Giallo sulla scomparsa di Maria Chindamo, ora indaga l'antimafia

Lascia molti misteri la scomparsa di  Maria Chindamo, l’imprenditrice agricola di 44 anni, madre di 3 figli, aggredita e sequestrata la mattina di venerdì 6 maggio 2016. Non fanno ben sperare le uniche tracce certe rinvenute nell’automobile, trovata a motore acceso davanti all’ingresso della terra di sua proprietà: macchie di sangue sono state trovate sulla carrozzeria e sul muretto del cancello dell’azienda agricola. Cosa sia successo è ancora un mistero, ma gli inquirenti credono fortemente che l’aggressione sia stata premeditata. A confermare tale tesi vi è il fatto che l’unica telecamera di sicurezza della zona è stata manomessa preventivamente. Inizialmente si era pensato ad un possibile coinvolgimento della malavita, ma le prove erano state scarse.
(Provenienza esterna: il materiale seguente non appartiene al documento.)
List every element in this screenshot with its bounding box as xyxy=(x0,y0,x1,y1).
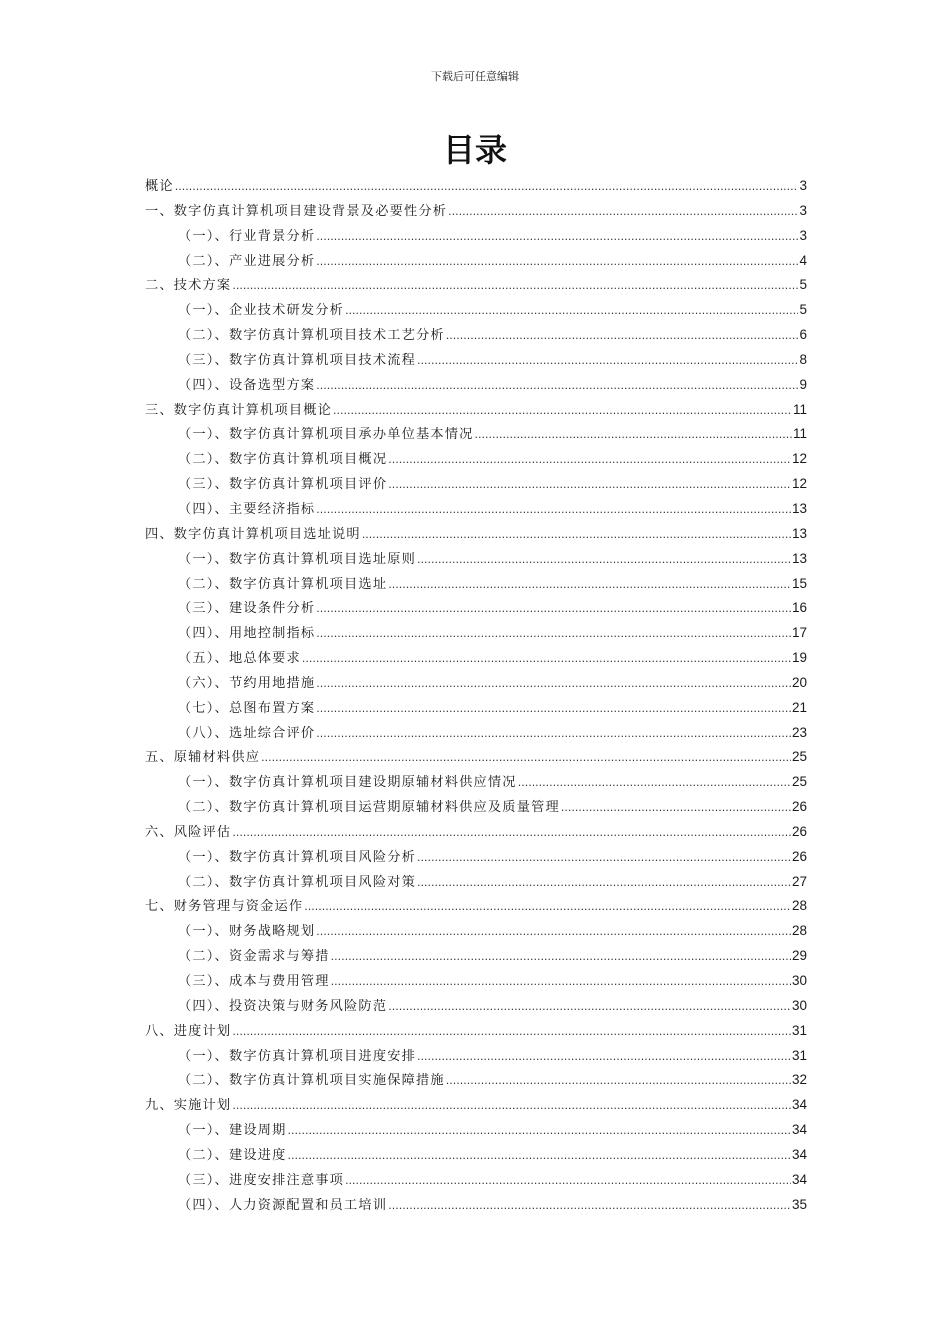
toc-entry-label: （三）、成本与费用管理 xyxy=(178,974,330,989)
toc-entry-label: （三）、进度安排注意事项 xyxy=(178,1172,345,1188)
toc-dot-leader xyxy=(448,205,798,218)
toc-entry-page-number: 15 xyxy=(791,575,807,591)
toc-entry-page-number: 6 xyxy=(799,327,807,343)
toc-entry-label: （二）、建设进度 xyxy=(178,1147,287,1163)
toc-entry-page-number: 8 xyxy=(799,351,807,367)
toc-dot-leader xyxy=(288,1124,791,1137)
toc-dot-leader xyxy=(446,329,799,342)
toc-dot-leader xyxy=(316,602,791,615)
toc-entry[interactable] xyxy=(145,722,807,747)
toc-entry-page-number: 35 xyxy=(791,1196,807,1212)
toc-entry-label: 三、数字仿真计算机项目概论 xyxy=(145,402,333,418)
toc-entry[interactable] xyxy=(145,970,807,995)
toc-entry-page-number: 31 xyxy=(791,1022,807,1038)
toc-entry-page-number: 26 xyxy=(791,823,807,839)
toc-dot-leader xyxy=(388,453,791,466)
toc-entry-page-number: 4 xyxy=(799,252,807,268)
toc-entry[interactable] xyxy=(145,324,807,349)
toc-entry-page-number: 30 xyxy=(791,973,807,988)
toc-dot-leader xyxy=(388,478,791,491)
toc-entry[interactable] xyxy=(145,1144,807,1169)
toc-entry-label: （四）、用地控制指标 xyxy=(178,626,316,642)
toc-entry-page-number: 17 xyxy=(791,625,807,641)
toc-entry-label: 一、数字仿真计算机项目建设背景及必要性分析 xyxy=(145,203,448,219)
toc-dot-leader xyxy=(316,702,791,715)
toc-entry-label: （六）、节约用地措施 xyxy=(178,675,316,691)
toc-entry-label: （七）、总图布置方案 xyxy=(178,700,316,716)
toc-entry[interactable] xyxy=(145,597,807,622)
toc-dot-leader xyxy=(417,1050,791,1063)
toc-dot-leader xyxy=(304,900,791,913)
toc-dot-leader xyxy=(316,503,791,516)
toc-dot-leader xyxy=(302,652,791,665)
toc-dot-leader xyxy=(316,379,798,392)
toc-dot-leader xyxy=(288,1149,791,1162)
toc-entry-page-number: 34 xyxy=(791,1171,807,1187)
toc-dot-leader xyxy=(331,950,791,963)
toc-entry-label: （三）、建设条件分析 xyxy=(178,601,316,617)
toc-entry[interactable] xyxy=(145,895,807,920)
toc-entry-page-number: 26 xyxy=(791,799,807,815)
toc-entry-label: （一）、数字仿真计算机项目选址原则 xyxy=(178,551,416,567)
toc-dot-leader xyxy=(417,553,791,566)
toc-entry[interactable] xyxy=(145,1020,807,1045)
toc-entry-page-number: 32 xyxy=(791,1072,807,1088)
toc-entry[interactable] xyxy=(145,1094,807,1119)
toc-dot-leader xyxy=(333,404,792,417)
toc-dot-leader xyxy=(561,801,791,814)
toc-entry-label: 七、财务管理与资金运作 xyxy=(145,899,304,915)
toc-entry-page-number: 28 xyxy=(791,923,807,939)
toc-entry[interactable] xyxy=(145,473,807,498)
toc-dot-leader xyxy=(316,677,791,690)
toc-entry[interactable] xyxy=(145,200,807,225)
toc-entry[interactable] xyxy=(145,871,807,896)
toc-entry-label: （四）、主要经济指标 xyxy=(178,501,316,517)
toc-entry-page-number: 12 xyxy=(791,451,807,467)
toc-entry[interactable] xyxy=(145,349,807,374)
toc-entry-page-number: 31 xyxy=(791,1047,807,1063)
toc-entry-page-number: 34 xyxy=(791,1097,807,1113)
toc-entry-label: （一）、企业技术研发分析 xyxy=(178,303,345,319)
toc-dot-leader xyxy=(388,1000,791,1013)
toc-entry-label: （二）、数字仿真计算机项目技术工艺分析 xyxy=(178,328,445,344)
toc-entry[interactable] xyxy=(145,250,807,275)
toc-dot-leader xyxy=(316,230,798,243)
toc-dot-leader xyxy=(316,925,791,938)
toc-entry-label: （五）、地总体要求 xyxy=(178,651,301,667)
toc-entry-page-number: 9 xyxy=(799,376,807,392)
toc-entry-label: （一）、建设周期 xyxy=(178,1123,287,1139)
toc-dot-leader xyxy=(417,354,798,367)
toc-entry[interactable] xyxy=(145,697,807,722)
toc-entry-page-number: 11 xyxy=(792,426,807,442)
toc-entry[interactable] xyxy=(145,796,807,821)
toc-dot-leader xyxy=(175,180,799,193)
toc-entry-page-number: 30 xyxy=(791,997,807,1013)
toc-entry-page-number: 27 xyxy=(791,873,807,889)
toc-entry[interactable] xyxy=(145,274,807,299)
toc-entry-label: （一）、数字仿真计算机项目风险分析 xyxy=(178,849,416,865)
toc-entry[interactable] xyxy=(145,771,807,796)
toc-dot-leader xyxy=(345,304,798,317)
toc-entry[interactable] xyxy=(145,175,807,200)
toc-entry-page-number: 3 xyxy=(799,227,807,243)
toc-entry-label: （四）、人力资源配置和员工培训 xyxy=(178,1197,388,1213)
toc-entry-label: （一）、数字仿真计算机项目承办单位基本情况 xyxy=(178,427,474,443)
toc-entry-label: （一）、财务战略规划 xyxy=(178,924,316,940)
toc-dot-leader xyxy=(518,776,791,789)
toc-entry[interactable] xyxy=(145,647,807,672)
toc-entry[interactable] xyxy=(145,995,807,1020)
toc-entry-label: 概论 xyxy=(145,179,174,194)
toc-entry-label: 九、实施计划 xyxy=(145,1098,232,1114)
toc-entry-label: 四、数字仿真计算机项目选址说明 xyxy=(145,526,361,542)
toc-entry-label: 二、技术方案 xyxy=(145,278,232,294)
toc-entry-page-number: 28 xyxy=(791,898,807,914)
toc-dot-leader xyxy=(345,1174,791,1187)
toc-entry[interactable] xyxy=(145,225,807,250)
toc-entry-label: （四）、投资决策与财务风险防范 xyxy=(178,998,388,1014)
toc-entry[interactable] xyxy=(145,448,807,473)
toc-entry-label: 五、原辅材料供应 xyxy=(145,750,261,766)
toc-entry[interactable] xyxy=(145,1119,807,1144)
toc-dot-leader xyxy=(417,851,791,864)
toc-dot-leader xyxy=(232,279,798,292)
toc-entry-label: （二）、产业进展分析 xyxy=(178,253,316,269)
toc-entry-page-number: 3 xyxy=(799,202,807,218)
toc-entry-page-number: 19 xyxy=(791,650,807,666)
toc-dot-leader xyxy=(232,1025,791,1038)
toc-dot-leader xyxy=(331,975,791,988)
toc-entry-label: （二）、资金需求与筹措 xyxy=(178,949,330,965)
toc-entry[interactable] xyxy=(145,846,807,871)
toc-entry-label: （二）、数字仿真计算机项目概况 xyxy=(178,452,388,468)
table-of-contents xyxy=(145,175,807,1218)
toc-entry-label: 六、风险评估 xyxy=(145,824,232,840)
page-title: 目录 xyxy=(442,131,507,169)
toc-dot-leader xyxy=(446,1074,791,1087)
toc-entry-label: 八、进度计划 xyxy=(145,1023,232,1039)
toc-dot-leader xyxy=(417,876,791,889)
toc-entry-page-number: 34 xyxy=(791,1146,807,1162)
toc-entry[interactable] xyxy=(145,374,807,399)
toc-dot-leader xyxy=(475,428,792,441)
toc-entry-label: （二）、数字仿真计算机项目风险对策 xyxy=(178,874,416,890)
toc-entry-page-number: 12 xyxy=(791,476,807,492)
toc-dot-leader xyxy=(362,528,791,541)
toc-entry[interactable] xyxy=(145,622,807,647)
toc-entry-page-number: 25 xyxy=(791,749,807,765)
toc-entry-page-number: 21 xyxy=(791,699,807,715)
toc-entry[interactable] xyxy=(145,920,807,945)
toc-entry[interactable] xyxy=(145,1069,807,1094)
toc-entry-page-number: 20 xyxy=(791,674,807,690)
toc-entry[interactable] xyxy=(145,299,807,324)
toc-entry[interactable] xyxy=(145,1194,807,1219)
toc-entry[interactable] xyxy=(145,523,807,548)
toc-dot-leader xyxy=(316,727,791,740)
toc-entry-page-number: 25 xyxy=(791,774,807,790)
toc-entry-label: （一）、行业背景分析 xyxy=(178,228,316,244)
toc-dot-leader xyxy=(261,751,791,764)
toc-entry-label: （二）、数字仿真计算机项目运营期原辅材料供应及质量管理 xyxy=(178,800,560,816)
toc-entry-label: （四）、设备选型方案 xyxy=(178,377,316,393)
toc-entry-label: （三）、数字仿真计算机项目评价 xyxy=(178,477,388,493)
toc-entry[interactable] xyxy=(145,821,807,846)
toc-entry[interactable] xyxy=(145,746,807,771)
toc-dot-leader xyxy=(316,627,791,640)
toc-entry-page-number: 13 xyxy=(791,550,807,566)
toc-entry-page-number: 29 xyxy=(791,948,807,964)
toc-entry[interactable] xyxy=(145,548,807,573)
toc-dot-leader xyxy=(316,255,798,268)
toc-entry[interactable] xyxy=(145,1169,807,1194)
toc-entry-label: （八）、选址综合评价 xyxy=(178,725,316,741)
toc-entry-page-number: 13 xyxy=(791,500,807,516)
toc-entry-page-number: 34 xyxy=(791,1122,807,1138)
toc-entry[interactable] xyxy=(145,423,807,448)
toc-entry[interactable] xyxy=(145,672,807,697)
toc-entry-page-number: 23 xyxy=(791,724,807,740)
toc-dot-leader xyxy=(232,826,791,839)
toc-entry[interactable] xyxy=(145,498,807,523)
toc-entry-page-number: 13 xyxy=(791,525,807,541)
toc-entry[interactable] xyxy=(145,945,807,970)
toc-entry[interactable] xyxy=(145,573,807,598)
toc-entry-label: （二）、数字仿真计算机项目选址 xyxy=(178,576,388,592)
toc-entry-label: （二）、数字仿真计算机项目实施保障措施 xyxy=(178,1073,445,1089)
toc-entry-label: （一）、数字仿真计算机项目建设期原辅材料供应情况 xyxy=(178,775,517,791)
toc-entry-page-number: 3 xyxy=(799,178,807,193)
toc-dot-leader xyxy=(388,578,791,591)
toc-dot-leader xyxy=(388,1199,791,1212)
toc-entry[interactable] xyxy=(145,1045,807,1070)
toc-entry-page-number: 26 xyxy=(791,848,807,864)
toc-entry-label: （一）、数字仿真计算机项目进度安排 xyxy=(178,1048,416,1064)
toc-dot-leader xyxy=(232,1099,791,1112)
toc-entry[interactable] xyxy=(145,399,807,424)
toc-entry-page-number: 5 xyxy=(799,302,807,318)
toc-entry-page-number: 11 xyxy=(792,401,807,417)
header-note: 下载后可任意编辑 xyxy=(431,70,519,83)
toc-entry-label: （三）、数字仿真计算机项目技术流程 xyxy=(178,352,416,368)
toc-entry-page-number: 5 xyxy=(799,277,807,293)
toc-entry-page-number: 16 xyxy=(791,600,807,616)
Ora però, dopo le dichiarazioni di un pentito, oltre alla Procura di Vibo Valentia, indaga anche la Direzione distrettuale antimafia di Reggio Calabria.
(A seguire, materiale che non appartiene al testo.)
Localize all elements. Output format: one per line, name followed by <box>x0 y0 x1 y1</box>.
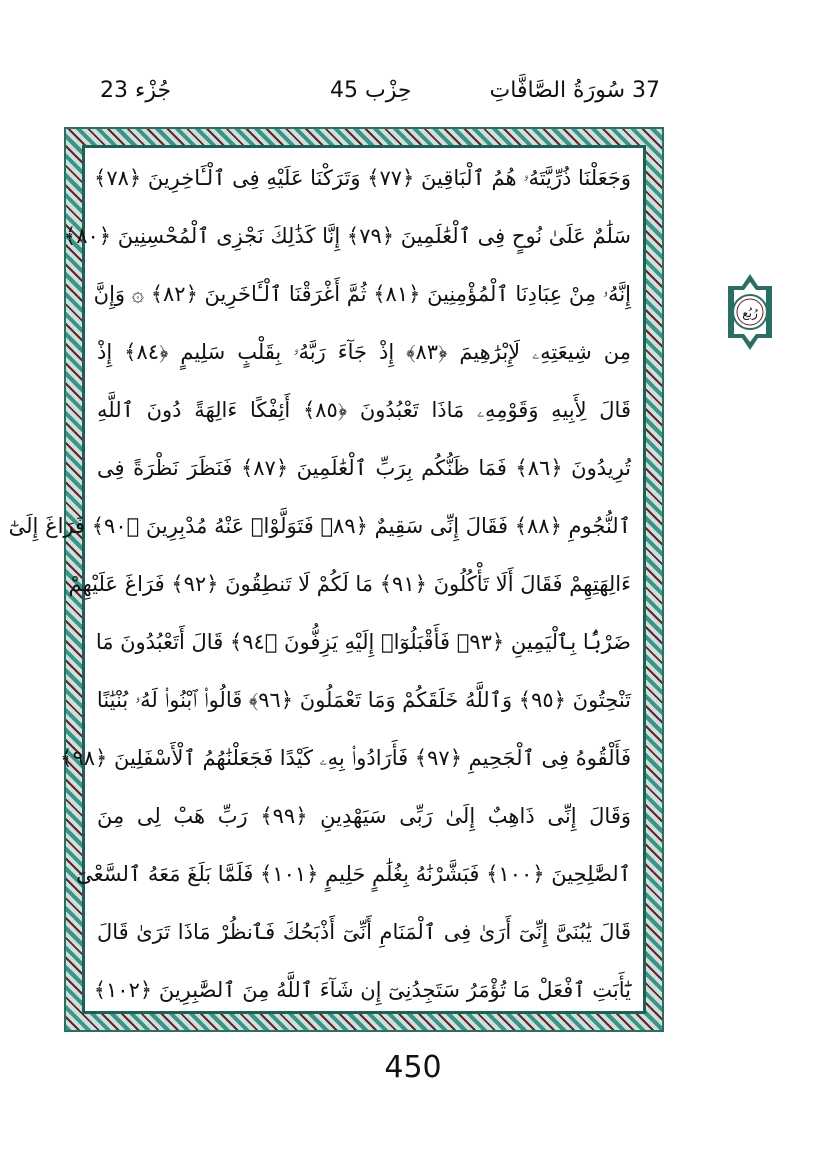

Per la Procura l’imprenditrice è stata uccisa, ma molti sono i dubbi su chi e perché le abbia potuto far del male. A rendere tutto ancor più inquietante sono le recenti rivelazioni pronunciate dal collaboratore di giustizia Giuseppe Dimasi, coinvolto nell’operazione antimafia ‘Lex’, considerato vicino al clan Ferrentino di Laureana di Borrello. Il pentito, interrogato dal pm, ha dichiarato: “A Maria gliel’hanno fatta pagare”, riferendosi principalmente al fatto che l’imprenditrice aveva avuto una relazione extraconiugale mentre si stava separando dal marito. L’uomo non mai accettato la decisione della moglie e, per tali ragioni, si è suicidato un anno prima.
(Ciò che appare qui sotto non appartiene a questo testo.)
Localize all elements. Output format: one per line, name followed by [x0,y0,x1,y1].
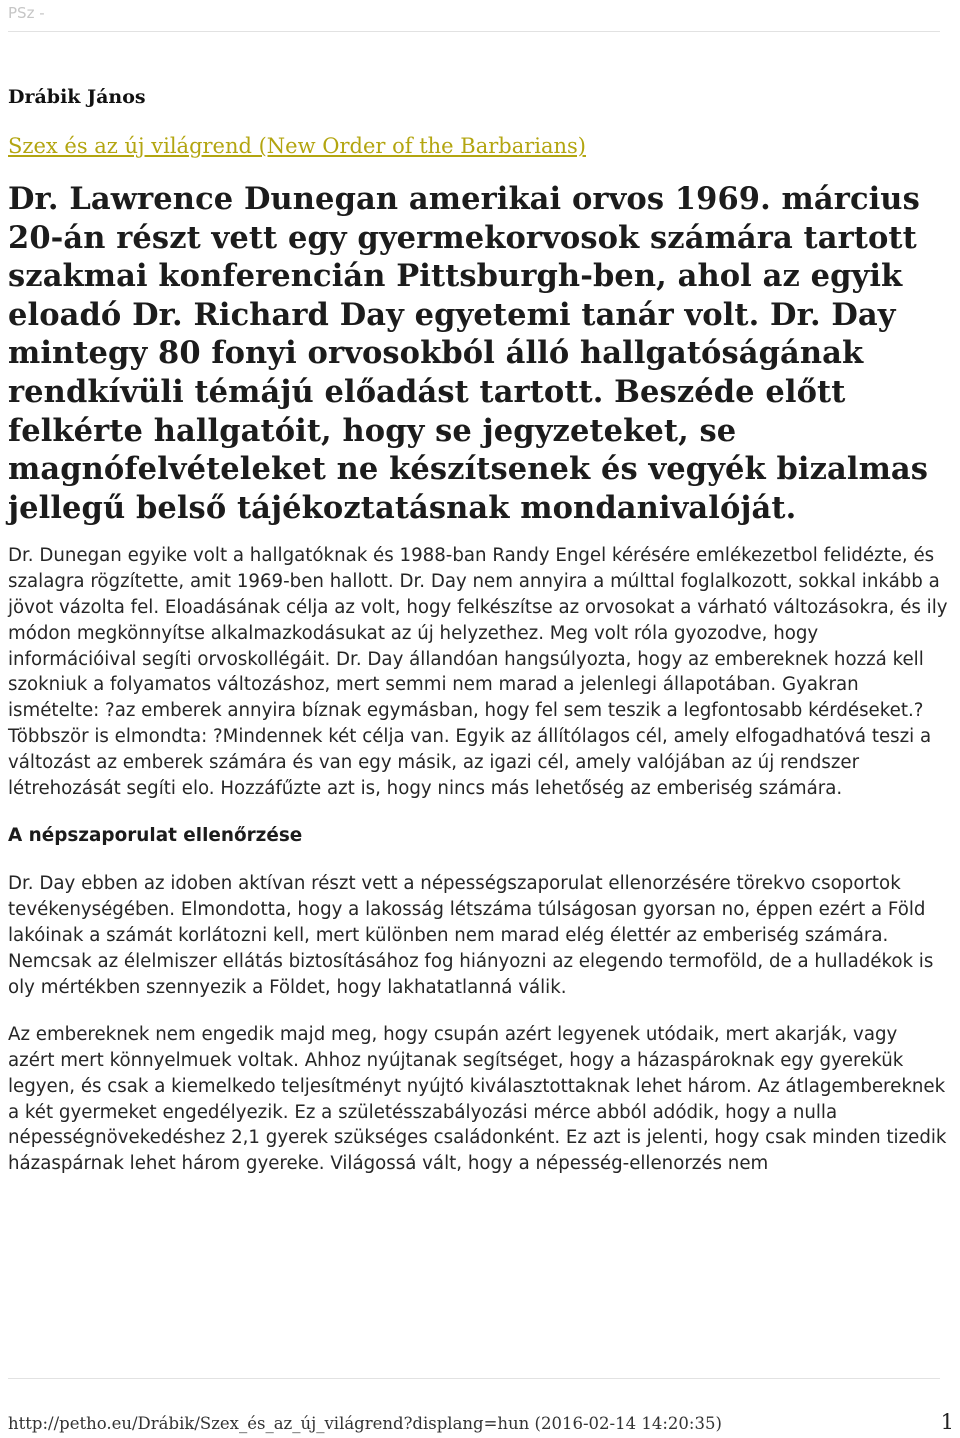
paragraph-3: Az embereknek nem engedik majd meg, hogy csupán azért legyenek utódaik, mert akarják, vagy azért mert könnyelmuek voltak. Ahhoz nyújtanak segítséget, hogy a házaspároknak egy gyerekük legyen, és csak a kiemelkedo teljesítményt nyújtó kiválasztottaknak lehet három. Az átlagembereknek a két gyermeket engedélyezik. Ez a születésszabályozási mérce abból adódik, hogy a nulla népességnövekedéshez 2,1 gyerek szükséges családonként. Ez azt is jelenti, hogy csak minden tizedik házaspárnak lehet három gyereke. Világossá vált, hogy a népesség-ellenorzés nem [8,1024,947,1175]
footer-divider [8,1378,940,1379]
paragraph-2: Dr. Day ebben az idoben aktívan részt vett a népességszaporulat ellenorzésére törekvo csoportok tevékenységében. Elmondotta, hogy a lakosság létszáma túlságosan gyorsan no, éppen ezért a Föld lakóinak a számát korlátozni kell, mert különben nem marad elég élettér az emberiség számára. Nemcsak az élelmiszer ellátás biztosításához fog hiányozni az elegendo termoföld, de a hulladékok is oly mértékben szennyezik a Földet, hogy lakhatatlanná válik. [8,873,934,998]
header-divider [8,31,940,32]
article-lead: Dr. Lawrence Dunegan amerikai orvos 1969. március 20-án részt vett egy gyermekorvosok számára tartott szakmai konferencián Pittsburgh-ben, ahol az egyik eloadó Dr. Richard Day egyetemi tanár volt. Dr. Day mintegy 80 fonyi orvosokból álló hallgatóságának rendkívüli témájú előadást tartott. Beszéde előtt felkérte hallgatóit, hogy se jegyzeteket, se magnófelvételeket ne készítsenek és vegyék bizalmas jellegű belső tájékoztatásnak mondanivalóját. [8,181,929,526]
article-author: Drábik János [8,86,146,108]
section-heading: A népszaporulat ellenőrzése [8,825,303,847]
page-header [8,0,940,30]
paragraph-1: Dr. Dunegan egyike volt a hallgatóknak és 1988-ban Randy Engel kérésére emlékezetbol felidézte, és szalagra rögzítette, amit 1969-ben hallott. Dr. Day nem annyira a múlttal foglalkozott, sokkal inkább a jövot vázolta fel. Eloadásának célja az volt, hogy felkészítse az orvosokat a várható változásokra, és ily módon megkönnyítse alkalmazkodásukat az új helyzethez. Meg volt róla gyozodve, hogy információival segíti orvoskollégáit. Dr. Day állandóan hangsúlyozta, hogy az embereknek hozzá kell szokniuk a folyamatos változáshoz, mert semmi nem marad a jelenlegi állapotában. Gyakran ismételte: ?az emberek annyira bíznak egymásban, hogy fel sem teszik a legfontosabb kérdéseket.? Többször is elmondta: ?Mindennek két célja van. Egyik az állítólagos cél, amely elfogadhatóvá teszi a változást az emberek számára és van egy másik, az igazi cél, amely valójában az új rendszer létrehozását segíti elo. Hozzáfűzte azt is, hogy nincs más lehetőség az emberiség számára. [8,545,948,799]
page-number: 1 [940,1410,954,1434]
article-title-link[interactable]: Szex és az új világrend (New Order of the Barbarians) [8,134,586,158]
header-title: PSz - [8,4,45,22]
footer-url: http://petho.eu/Drábik/Szex_és_az_új_világrend?displang=hun (2016-02-14 14:20:35) [8,1414,722,1433]
article-body [8,84,948,1199]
Un messaggio chiaro secondo la famiglia di Maria Chindamo, ad una donna che desiderava una propria dipendenza sentimentale. Resta anche da capire che fine abbia fatto Vincenzo Freiland, agricoltore della stessa zona della donna, scomparso soltanto 5 mesi dopo l’imprenditrice. Anche in questo caso l’anziano non si è allontanato volontariamente: l’uomo con le stampelle si è volatilizzato nel nulla con la sua Ape, la motosega e un decespugliatore, ma gli inquirenti hanno trovato nelle campagne della zona una delle scarpe dell’uomo, sulla quale sono state trovate tracce di sangue. Non si sa se i due casi di scomparsa, avvenuti così vicini temporalmente e geograficamente, siano collegati ma sicuramente il tutto è molto strano. Si fa largo l’ipotesi che forse l’uomo abbia assistito all’aggressione subita da Maria Chindamo e che, per questo motivo, è stato fatto sparire nel nulla proprio come Maria Chindamo.